The attention to detail is what makes the characters evolve. Each character is attributed a specific focal element and are rarely pictured without that. Shakusky wears a hat similar to that of Davey Crocket, while Suzy is never without her binoculars or record player.The dialogue is short and humorous, and allows for the angles and shots to do all the work.From extreme shot reverse shots to slow panning and quick zooming, this film is one of a kind. The filming reflects exactly how it would have been filmed in the sixties, naturally jumpy shots and grainy film exposure.
That said, the cherry on top is without doubt the brilliant cast.

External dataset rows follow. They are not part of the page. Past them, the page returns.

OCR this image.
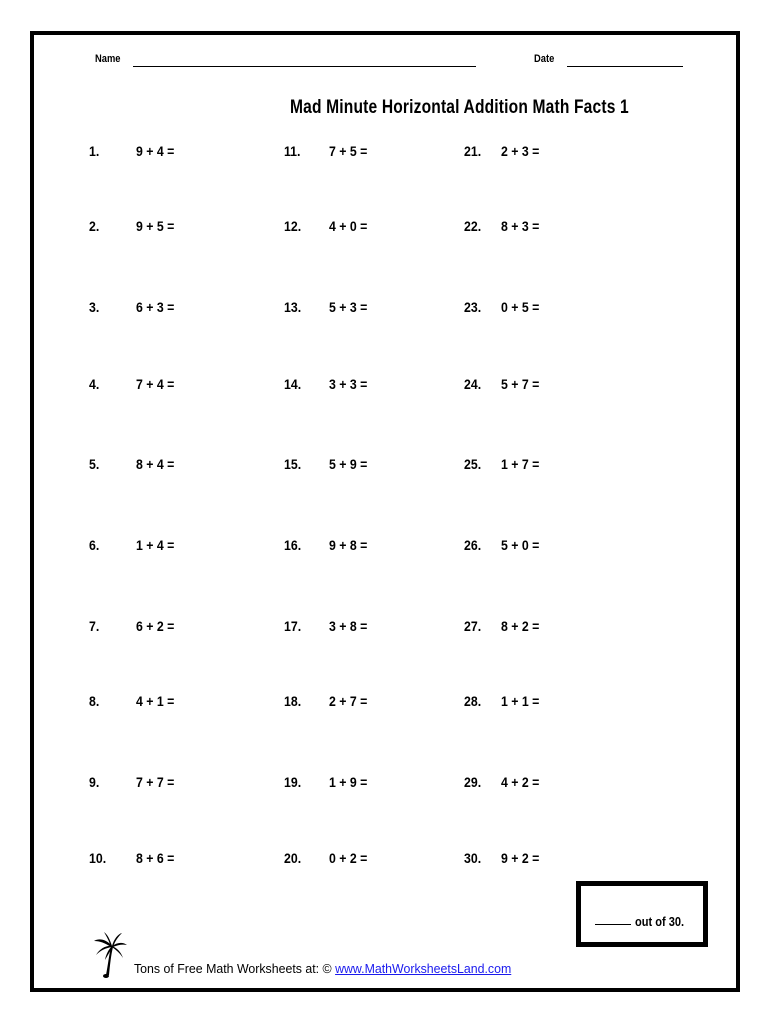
Name	Date
Mad Minute Horizontal Addition Math Facts 1
1.	9 + 4 =
2.	9 + 5 =
3.	6 + 3 =
4.	7 + 4 =
5.	8 + 4 =
6.	1 + 4 =
7.	6 + 2 =
8.	4 + 1 =
9.	7 + 7 =
10. 8 + 6 =
11. 7 + 5 =
12. 4 + 0 =
13. 5 + 3 =
14. 3 + 3 =
15. 5 + 9 =
16. 9 + 8 =
17. 3 + 8 =
18. 2 + 7 =
19. 1 + 9 =
20. 0 + 2 =
21. 2 + 3 =
22. 8 + 3 =
23. 0 + 5 =
24. 5 + 7 =
25. 1 + 7 =
26. 5 + 0 =
27. 8 + 2 =
28. 1 + 1 =
29. 4 + 2 =
30. 9 + 2 =
out of 30.
Tons of Free Math Worksheets at: © www.MathWorksheetsLand.com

The likes of Bill Murray, Frances McDormand, Edward Norton and Bruce Willis, all play their quirky characters flawlessly. An eclectic bunch of miscreants and out right weirdos, perfectly displaying the chaos of teenage rebellion when met with poor parenting.
It is my commission to you to book tickets for this movie while it is still on the big screen. It is not only at Noveau but also at Numetro around the country.
Prepare to be enchanted by Wes Anderson and his team. Like I said, we loved every minute of this film and it was a great way to zone out of reality and into the comedy that ensues on Penzance Island, New England.